When I got to the E.R. it was close to 1am and even the nurse there had to ask me if I was sure I didn’t pee myself. Come on people I think I would know the difference. Then here’s the kicker, the nurse asked me if I brought my underwear in which I ‘wet’ myself. MER? No I cleaned up and changed. By 2am I had my own room and lacked any contractions. They already notified my mid-wife and she wouldn’t see me until I started having contractions. I was anxious and excited I couldn’t sleep. Even though all the nurses said I had a long day ahead of me and I should sleep, I just couldn’t. Mind you at this point I haven’t slept in over 24 hours. But I had adrenaline rushing through me nothing could possibly knock me out right now.

I ended up watching Nick Jr., Cartoon Network and MTV most of the night. I finally called my stepmom when the sun was up and besides J she was the only person I wanted in there. No matter how much pain I was in I didn’t want any pain killers. No epidural! Nothing. All Natural. I am pretty good and being able to meditate and focus on outside things to move past the pain, but still my contractions weren’t much. A little after noon I felt like I had to take a massive poop, it hurt. A lot. lol.
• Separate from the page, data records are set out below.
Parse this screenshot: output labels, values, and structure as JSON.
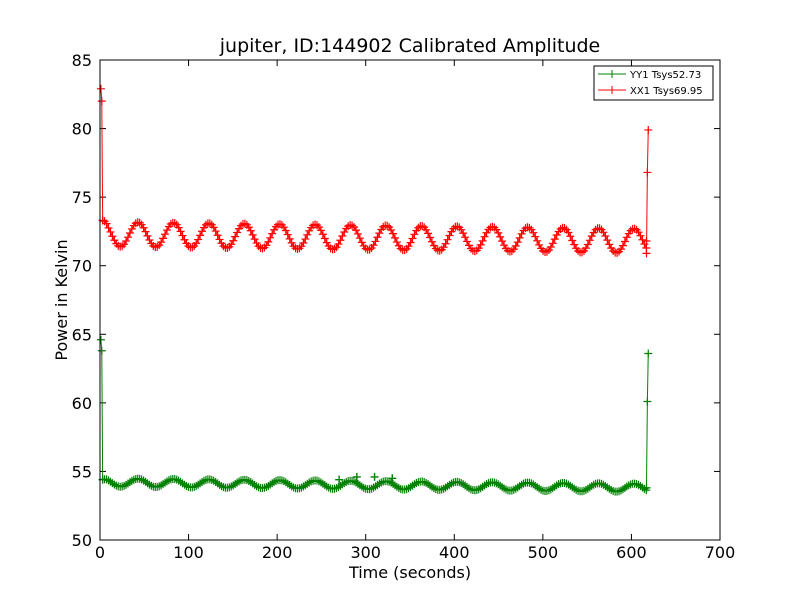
{
  "chart_data": {
    "type": "line",
    "title": "jupiter, ID:144902 Calibrated Amplitude",
    "xlabel": "Time (seconds)",
    "ylabel": "Power in Kelvin",
    "xlim": [
      0,
      700
    ],
    "ylim": [
      50,
      85
    ],
    "xticks": [
      0,
      100,
      200,
      300,
      400,
      500,
      600,
      700
    ],
    "yticks": [
      50,
      55,
      60,
      65,
      70,
      75,
      80,
      85
    ],
    "xtick_labels": [
      "0",
      "100",
      "200",
      "300",
      "400",
      "500",
      "600",
      "700"
    ],
    "ytick_labels": [
      "50",
      "55",
      "60",
      "65",
      "70",
      "75",
      "80",
      "85"
    ],
    "grid": false,
    "legend_position": "top-right",
    "marker": "+",
    "series": [
      {
        "name": "YY1 Tsys52.73",
        "color": "#008000",
        "segments": [
          {
            "x": [
              1,
              2,
              3
            ],
            "y": [
              64.6,
              63.8,
              54.4
            ]
          },
          {
            "x": [
              3,
              40,
              617
            ],
            "y": [
              54.4,
              54.2,
              53.8
            ],
            "wiggle": {
              "amplitude": 0.3,
              "period": 40
            }
          },
          {
            "x": [
              617,
              618,
              619
            ],
            "y": [
              53.8,
              60.1,
              63.6
            ]
          }
        ],
        "spikes": [
          {
            "x": 270,
            "y": 54.4
          },
          {
            "x": 290,
            "y": 54.6
          },
          {
            "x": 310,
            "y": 54.6
          },
          {
            "x": 330,
            "y": 54.5
          }
        ]
      },
      {
        "name": "XX1 Tsys69.95",
        "color": "#ff0000",
        "segments": [
          {
            "x": [
              1,
              2,
              3
            ],
            "y": [
              82.9,
              82.0,
              73.3
            ]
          },
          {
            "x": [
              3,
              40,
              617
            ],
            "y": [
              73.3,
              72.3,
              71.8
            ],
            "wiggle": {
              "amplitude": 0.9,
              "period": 40
            }
          },
          {
            "x": [
              617,
              618,
              619
            ],
            "y": [
              70.9,
              76.8,
              79.9
            ]
          }
        ]
      }
    ]
  }
}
That’s when the real labor began. I don’t remember much of it. Sadly. But what I do remember was crazy. I regret not making it to my Lamaze class because for the life of me I couldn’t figure out what muscle to push with. Then with the pain it made it harder to focus on that muscle. My stepmom was a great support person because J just wasn’t all there and it really fucking sucked. This nurse ended up tricking me when I was at the peak of my contraction and asked if I want the advil pain medicine of the pain killer line for labor. Which if I could remember what it was I would recommend you to NEVER take it. Because it did NOT take the edge off of the pain, instead I started hallucinating. Every moment I closed my eyes it felt like I went off into dream land where I argued with my classmate T. Every time I closed my eyes I felt like they were closed for an hour, when in actuality it was only 2 seconds.
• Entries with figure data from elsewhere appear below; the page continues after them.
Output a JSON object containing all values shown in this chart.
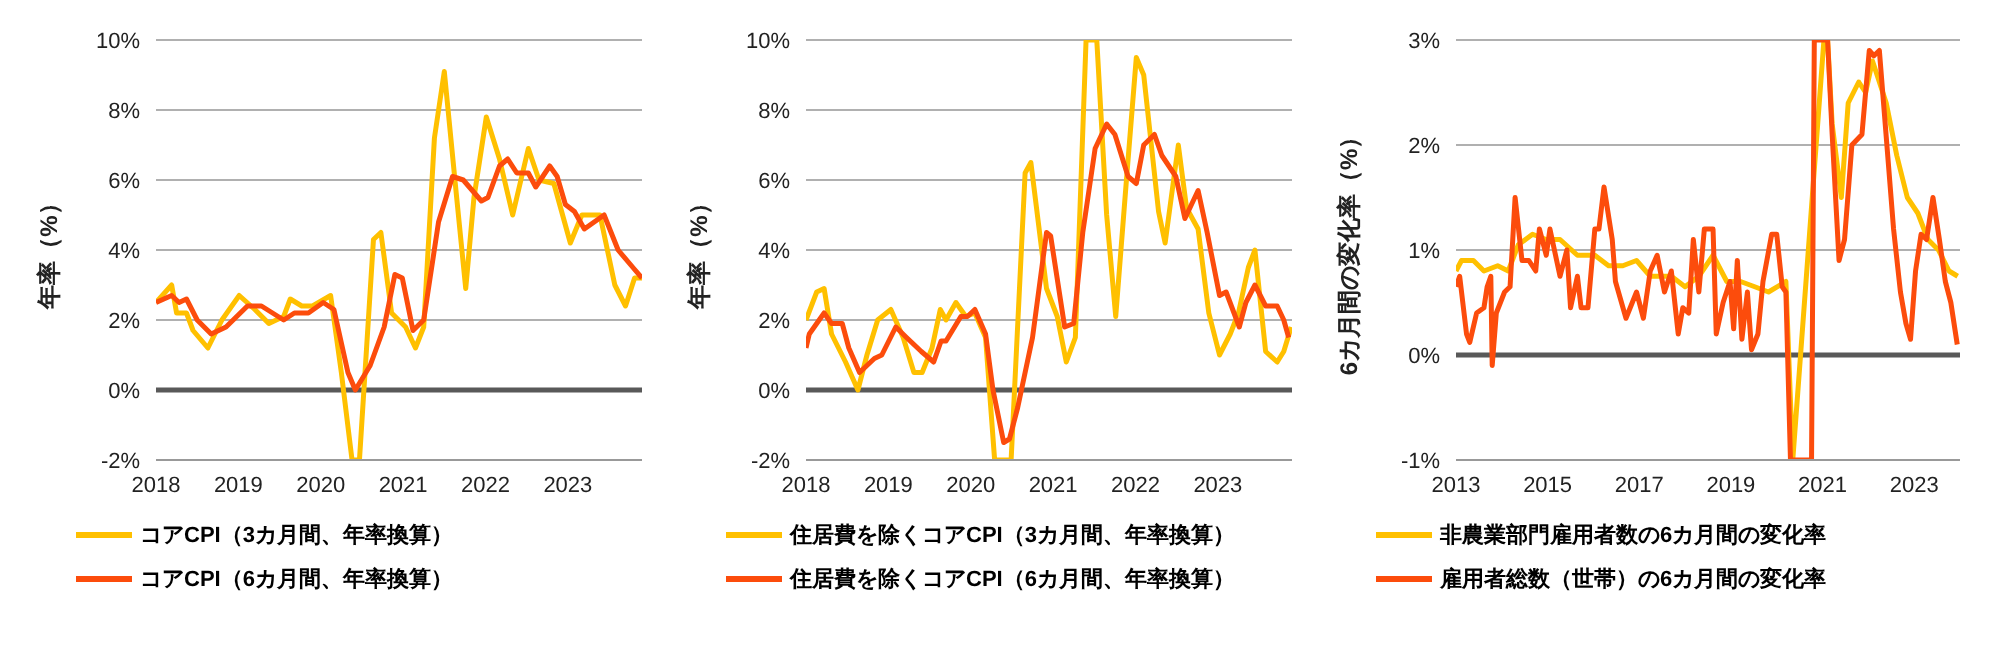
{
  "chart_data": [
    {
      "type": "line",
      "ylabel": "年率（%）",
      "xlim": [
        2018,
        2023.9
      ],
      "xticks": [
        2018,
        2019,
        2020,
        2021,
        2022,
        2023
      ],
      "ylim": [
        -2,
        10
      ],
      "yticks": [
        {
          "value": -2,
          "label": "-2%"
        },
        {
          "value": 0,
          "label": "0%"
        },
        {
          "value": 2,
          "label": "2%"
        },
        {
          "value": 4,
          "label": "4%"
        },
        {
          "value": 6,
          "label": "6%"
        },
        {
          "value": 8,
          "label": "8%"
        },
        {
          "value": 10,
          "label": "10%"
        }
      ],
      "grid": "y",
      "legend": "bottom",
      "marker": "none",
      "line_style": "solid",
      "ref_lines": [
        {
          "axis": "y",
          "value": 0,
          "color": "#595959"
        }
      ],
      "series": [
        {
          "name": "コアCPI（3カ月間、年率換算）",
          "color": "#ffc000",
          "x": [
            2018.0,
            2018.19,
            2018.25,
            2018.37,
            2018.45,
            2018.63,
            2018.8,
            2019.01,
            2019.2,
            2019.37,
            2019.55,
            2019.63,
            2019.77,
            2019.9,
            2020.12,
            2020.25,
            2020.38,
            2020.47,
            2020.64,
            2020.73,
            2020.86,
            2021.03,
            2021.15,
            2021.25,
            2021.38,
            2021.5,
            2021.65,
            2021.76,
            2021.86,
            2022.01,
            2022.17,
            2022.33,
            2022.52,
            2022.65,
            2022.83,
            2023.03,
            2023.17,
            2023.39,
            2023.57,
            2023.7,
            2023.81,
            2023.9
          ],
          "values": [
            2.5,
            3.0,
            2.2,
            2.2,
            1.7,
            1.2,
            2.0,
            2.7,
            2.3,
            1.9,
            2.1,
            2.6,
            2.4,
            2.4,
            2.7,
            0.5,
            -2,
            -2,
            4.3,
            4.5,
            2.2,
            1.8,
            1.2,
            1.8,
            7.2,
            9.1,
            5.5,
            2.9,
            5.5,
            7.8,
            6.6,
            5.0,
            6.9,
            6.0,
            5.9,
            4.2,
            5.0,
            5.0,
            3.0,
            2.4,
            3.2,
            3.2
          ]
        },
        {
          "name": "コアCPI（6カ月間、年率換算）",
          "color": "#fc4c0c",
          "x": [
            2018.0,
            2018.19,
            2018.28,
            2018.37,
            2018.5,
            2018.67,
            2018.85,
            2019.11,
            2019.28,
            2019.55,
            2019.68,
            2019.85,
            2020.03,
            2020.16,
            2020.33,
            2020.42,
            2020.6,
            2020.77,
            2020.9,
            2020.99,
            2021.12,
            2021.25,
            2021.43,
            2021.6,
            2021.73,
            2021.95,
            2022.03,
            2022.17,
            2022.27,
            2022.38,
            2022.52,
            2022.61,
            2022.78,
            2022.87,
            2022.97,
            2023.08,
            2023.2,
            2023.44,
            2023.61,
            2023.79,
            2023.9
          ],
          "values": [
            2.5,
            2.7,
            2.5,
            2.6,
            2.0,
            1.6,
            1.8,
            2.4,
            2.4,
            2.0,
            2.2,
            2.2,
            2.5,
            2.3,
            0.5,
            0.0,
            0.7,
            1.8,
            3.3,
            3.2,
            1.7,
            2.0,
            4.8,
            6.1,
            6.0,
            5.4,
            5.5,
            6.4,
            6.6,
            6.2,
            6.2,
            5.8,
            6.4,
            6.1,
            5.3,
            5.1,
            4.6,
            5.0,
            4.0,
            3.5,
            3.2
          ]
        }
      ]
    },
    {
      "type": "line",
      "ylabel": "年率（%）",
      "xlim": [
        2018,
        2023.9
      ],
      "xticks": [
        2018,
        2019,
        2020,
        2021,
        2022,
        2023
      ],
      "ylim": [
        -2,
        10
      ],
      "yticks": [
        {
          "value": -2,
          "label": "-2%"
        },
        {
          "value": 0,
          "label": "0%"
        },
        {
          "value": 2,
          "label": "2%"
        },
        {
          "value": 4,
          "label": "4%"
        },
        {
          "value": 6,
          "label": "6%"
        },
        {
          "value": 8,
          "label": "8%"
        },
        {
          "value": 10,
          "label": "10%"
        }
      ],
      "grid": "y",
      "legend": "bottom",
      "marker": "none",
      "line_style": "solid",
      "ref_lines": [
        {
          "axis": "y",
          "value": 0,
          "color": "#595959"
        }
      ],
      "series": [
        {
          "name": "住居費を除くコアCPI（3カ月間、年率換算）",
          "color": "#ffc000",
          "x": [
            2018.0,
            2018.13,
            2018.22,
            2018.31,
            2018.48,
            2018.63,
            2018.74,
            2018.87,
            2019.03,
            2019.18,
            2019.31,
            2019.41,
            2019.53,
            2019.63,
            2019.7,
            2019.82,
            2019.94,
            2020.05,
            2020.18,
            2020.29,
            2020.49,
            2020.66,
            2020.73,
            2020.92,
            2021.05,
            2021.16,
            2021.27,
            2021.4,
            2021.53,
            2021.65,
            2021.76,
            2021.89,
            2022.01,
            2022.1,
            2022.28,
            2022.36,
            2022.52,
            2022.62,
            2022.76,
            2022.89,
            2023.02,
            2023.15,
            2023.25,
            2023.37,
            2023.45,
            2023.58,
            2023.72,
            2023.8,
            2023.89
          ],
          "values": [
            2.0,
            2.8,
            2.9,
            1.6,
            0.8,
            0.0,
            1.0,
            2.0,
            2.3,
            1.5,
            0.5,
            0.5,
            1.2,
            2.3,
            2.0,
            2.5,
            2.1,
            2.2,
            1.5,
            -2,
            -2,
            6.2,
            6.5,
            2.9,
            2.1,
            0.8,
            1.5,
            10,
            10,
            5.0,
            2.1,
            6.0,
            9.5,
            9.0,
            5.1,
            4.2,
            7.0,
            5.2,
            4.6,
            2.2,
            1.0,
            1.6,
            2.2,
            3.5,
            4.0,
            1.1,
            0.8,
            1.1,
            1.8
          ]
        },
        {
          "name": "住居費を除くコアCPI（6カ月間、年率換算）",
          "color": "#fc4c0c",
          "x": [
            2018.0,
            2018.04,
            2018.22,
            2018.31,
            2018.44,
            2018.52,
            2018.65,
            2018.83,
            2018.92,
            2019.09,
            2019.22,
            2019.4,
            2019.55,
            2019.64,
            2019.7,
            2019.88,
            2019.96,
            2020.05,
            2020.18,
            2020.27,
            2020.4,
            2020.47,
            2020.57,
            2020.75,
            2020.92,
            2020.97,
            2021.14,
            2021.25,
            2021.36,
            2021.51,
            2021.65,
            2021.75,
            2021.91,
            2022.01,
            2022.1,
            2022.23,
            2022.32,
            2022.49,
            2022.6,
            2022.76,
            2022.87,
            2023.02,
            2023.1,
            2023.26,
            2023.34,
            2023.45,
            2023.58,
            2023.72,
            2023.8,
            2023.86
          ],
          "values": [
            1.2,
            1.6,
            2.2,
            1.9,
            1.9,
            1.2,
            0.5,
            0.9,
            1.0,
            1.8,
            1.5,
            1.1,
            0.8,
            1.4,
            1.4,
            2.1,
            2.1,
            2.3,
            1.6,
            0.0,
            -1.5,
            -1.4,
            -0.5,
            1.5,
            4.5,
            4.4,
            1.8,
            1.9,
            4.5,
            6.9,
            7.6,
            7.3,
            6.1,
            5.9,
            7.0,
            7.3,
            6.7,
            6.1,
            4.9,
            5.7,
            4.5,
            2.7,
            2.8,
            1.8,
            2.5,
            3.0,
            2.4,
            2.4,
            2.0,
            1.5
          ]
        }
      ]
    },
    {
      "type": "line",
      "ylabel": "6カ月間の変化率（%）",
      "xlim": [
        2013,
        2024
      ],
      "xticks": [
        2013,
        2015,
        2017,
        2019,
        2021,
        2023
      ],
      "ylim": [
        -1,
        3
      ],
      "yticks": [
        {
          "value": -1,
          "label": "-1%"
        },
        {
          "value": 0,
          "label": "0%"
        },
        {
          "value": 1,
          "label": "1%"
        },
        {
          "value": 2,
          "label": "2%"
        },
        {
          "value": 3,
          "label": "3%"
        }
      ],
      "grid": "y",
      "legend": "bottom",
      "marker": "none",
      "line_style": "solid",
      "ref_lines": [
        {
          "axis": "y",
          "value": 0,
          "color": "#595959"
        }
      ],
      "series": [
        {
          "name": "非農業部門雇用者数の6カ月間の変化率",
          "color": "#ffc000",
          "x": [
            2013.0,
            2013.12,
            2013.38,
            2013.61,
            2013.91,
            2014.14,
            2014.36,
            2014.67,
            2014.97,
            2015.27,
            2015.65,
            2016.03,
            2016.33,
            2016.64,
            2016.94,
            2017.24,
            2017.7,
            2018.0,
            2018.3,
            2018.61,
            2018.91,
            2019.21,
            2019.52,
            2019.82,
            2020.2,
            2020.35,
            2021.03,
            2021.11,
            2021.21,
            2021.41,
            2021.56,
            2021.79,
            2021.94,
            2022.09,
            2022.39,
            2022.62,
            2022.85,
            2023.08,
            2023.3,
            2023.53,
            2023.76,
            2023.95
          ],
          "values": [
            0.8,
            0.9,
            0.9,
            0.8,
            0.85,
            0.8,
            1.05,
            1.15,
            1.1,
            1.1,
            0.95,
            0.95,
            0.85,
            0.85,
            0.9,
            0.75,
            0.75,
            0.65,
            0.75,
            0.95,
            0.7,
            0.7,
            0.65,
            0.6,
            0.7,
            -1,
            3,
            3,
            2.2,
            1.5,
            2.4,
            2.6,
            2.5,
            2.8,
            2.4,
            1.9,
            1.5,
            1.35,
            1.1,
            1.0,
            0.8,
            0.75
          ]
        },
        {
          "name": "雇用者総数（世帯）の6カ月間の変化率",
          "color": "#fc4c0c",
          "x": [
            2013.0,
            2013.08,
            2013.23,
            2013.3,
            2013.45,
            2013.61,
            2013.68,
            2013.76,
            2013.79,
            2013.88,
            2014.06,
            2014.18,
            2014.29,
            2014.44,
            2014.59,
            2014.74,
            2014.82,
            2014.97,
            2015.05,
            2015.27,
            2015.42,
            2015.5,
            2015.65,
            2015.73,
            2015.88,
            2016.03,
            2016.12,
            2016.23,
            2016.41,
            2016.48,
            2016.71,
            2016.94,
            2017.09,
            2017.24,
            2017.39,
            2017.55,
            2017.7,
            2017.85,
            2017.95,
            2018.08,
            2018.18,
            2018.3,
            2018.42,
            2018.61,
            2018.68,
            2018.83,
            2018.98,
            2019.06,
            2019.14,
            2019.24,
            2019.36,
            2019.45,
            2019.59,
            2019.7,
            2019.89,
            2020.0,
            2020.12,
            2020.2,
            2020.3,
            2020.76,
            2020.82,
            2021.11,
            2021.21,
            2021.36,
            2021.48,
            2021.64,
            2021.86,
            2022.02,
            2022.12,
            2022.24,
            2022.55,
            2022.7,
            2022.82,
            2022.92,
            2023.03,
            2023.15,
            2023.27,
            2023.41,
            2023.55,
            2023.68,
            2023.8,
            2023.94
          ],
          "values": [
            0.65,
            0.75,
            0.2,
            0.12,
            0.4,
            0.45,
            0.65,
            0.75,
            -0.1,
            0.4,
            0.6,
            0.65,
            1.5,
            0.9,
            0.9,
            0.8,
            1.2,
            0.95,
            1.2,
            0.75,
            1.0,
            0.45,
            0.75,
            0.45,
            0.45,
            1.2,
            1.2,
            1.6,
            1.1,
            0.7,
            0.35,
            0.6,
            0.35,
            0.8,
            0.95,
            0.6,
            0.8,
            0.2,
            0.45,
            0.4,
            1.1,
            0.6,
            1.2,
            1.2,
            0.2,
            0.5,
            0.7,
            0.25,
            0.9,
            0.15,
            0.6,
            0.05,
            0.2,
            0.7,
            1.15,
            1.15,
            0.65,
            0.6,
            -1,
            -1,
            3,
            3,
            2.1,
            0.9,
            1.1,
            2.0,
            2.1,
            2.9,
            2.85,
            2.9,
            1.2,
            0.6,
            0.3,
            0.15,
            0.8,
            1.15,
            1.1,
            1.5,
            1.1,
            0.7,
            0.5,
            0.1
          ]
        }
      ]
    }
  ]
}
This is where I don’t remember too much. I was delirious and having hard time focusing on outside things because of this stupid “advil”. I remember at one time I looked down and there were two wires that were tapped to my leg and went down my leg. Now I know that wasn’t there before. From the tidbits during my labor to what I learned after the nurses, my midwife, and my doctor kept losing my son’s heartbeat and when they found it his heart beat it was really low. They would lose his heartbeat during every contraction. What that was narrowed down to was that he was being crushed every contraction. So they had to put that screw into his head to monitor his heart. I understand now why they didn’t tell me too much because I probably would have had a heart attack.

When he started to crown it was like the world became clearer and the fog this stupid ‘pain killer’ created was clearing out. I was offered a mirror to see his head. It was the greatest incentive for me to work harder. I wanted to hold him so bad.

I may have only been in labor for 6.5 hours but it felt like the whole week. But at 6:28pm my son, my Short Stack, my life was born. his Agpar 9, respectively. Weighing in at 9 lbs. 3.3 ounces at 22 inches long. I heard him let out a healthy cry. I saw him being held by the nurse. And at 6:29 I held him for the first time. I saw his swollen eyes and ruby red lips. I felt his fingers wrap around my finger. It was at that very moment that my life finally started. I waited 19 long years to understand what love really is. 19 years to start my life. 19 years to find out I was not complete until I became a mother. 19 years is a long time, but I would wait another 19 if I had to for my son.

Today, it’s been 4 amazing years. Without you hunny I would never be where I am at. I would have never went to school. I would have never kicked the drugs and drinking. I would have never been happy. I would never be me.

For as long as I am walking, crawling, or wheeling around on this earth and there after I will be there creating a trillion memories with you, savoring every second of every day, sharing a million laughs every moment and never missing a single beat.

Thank you for choosing me. I love you baby. Happy 4th Birthday!